Christchurch Art Gallery Te Puna o Waiwhetū | Curated by Chloe Cull, with contributions from Dr Kirsty Dunn and Dr Madi Williams (Taniwha: A Cultural History Project)
Taniwha are not allegories. They are not safely symbolic, nor reducible to decorative figures from a mythic archive. Whāia te Taniwha makes this abundantly clear.
This major exhibition resists the colonial impulse to pin taniwha down into singular categories — monster, demon, or even protective spirit. Instead, it insists on taniwha as relational beings: oceanic guides, shape-shifting ancestors, adversaries, guardians, tricksters, ecological presences. They are as unstable as they are vital. This refusal of fixed definition is where their power lies.
Curatorial Gesture: Defiance as Method
Curated by Chloe Cull (Pouarataki curator Māori), and emerging from the wider research of Dr Kirsty Dunn and Dr Madi Williams’ Taniwha: A Cultural History Project, the exhibition performs a radical inversion: rather than translating taniwha into categories legible to Western art discourse, it demands that audiences dwell with uncertainty, opacity, and multiplicity.

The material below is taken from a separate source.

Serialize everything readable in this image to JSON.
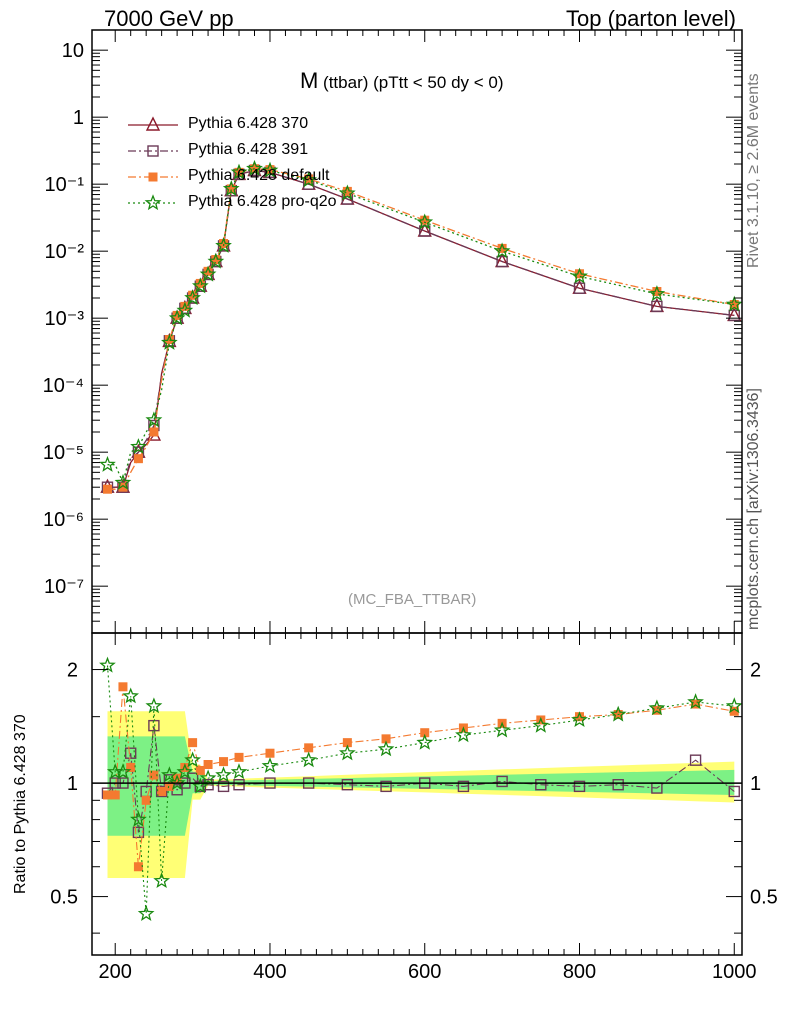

This is a decolonial curatorial act. It unsettles the Enlightenment desire for clarity, taxonomy, mastery. Instead, Cull and the artists affirm the taniwha’s capacity to slip between forms, evade capture, and haunt the colonial landscape with ancestral, ecological, and political force.
The Works: Hybrid Tactics, Living Relations
From Lisa Reihana’s cinematic poetics to Maungarongo Te Kawa’s textile interventions, from interactive AR sculpture to a video game where taniwha are not enemies to be conquered but beings to encounter, the exhibition proliferates mediums. This heterogeneity itself enacts taniwha logic: resisting containment, refusing singular form.
Local Ngāi Tahu artists like Jennifer Rendall, Fran Spencer, and Kommi Tamati-Elliffe ground the show in whakapapa and whenua, situating taniwha as inseparable from Aotearoa’s landscapes and waterscapes scarred by colonial modernity.
Taniwha as Counter-Modernity
If modernity has been a project of flattening — disciplining land, water, people into extractive grids — taniwha erupt as counter-modern figures. They remind us of rivers that cannot be fully dammed, of knowledge that cannot be domesticated, of ancestors who refuse erasure.
In this sense, Whāia te Taniwha is not simply an exhibition about “mythical creatures.” It is an insurgent archive of survivance. It asks: what does it mean to live in a world still populated by beings that modernity denied?
Rupture
The exhibition ruptures both art historical and political narratives. For non-Māori audiences, it is an unsettling encounter with a worldview in which human exceptionalism dissolves. For Māori, it can be a space of recognition, resurgence, and affirmation — though always without simplification.
Taniwha are never safe. They are guides and threats, protectors and challengers. In a time of ecological collapse and cultural erasure, they remind us that relation is not comfort, but responsibility.
Final Note
Whāia te Taniwha demands we attend to taniwha not as folklore but as living presences that continue to shape whenua, water, and collective futures. The exhibition is itself a taniwha: shape-shifting, elusive, powerful, unsettling — and urgently necessary.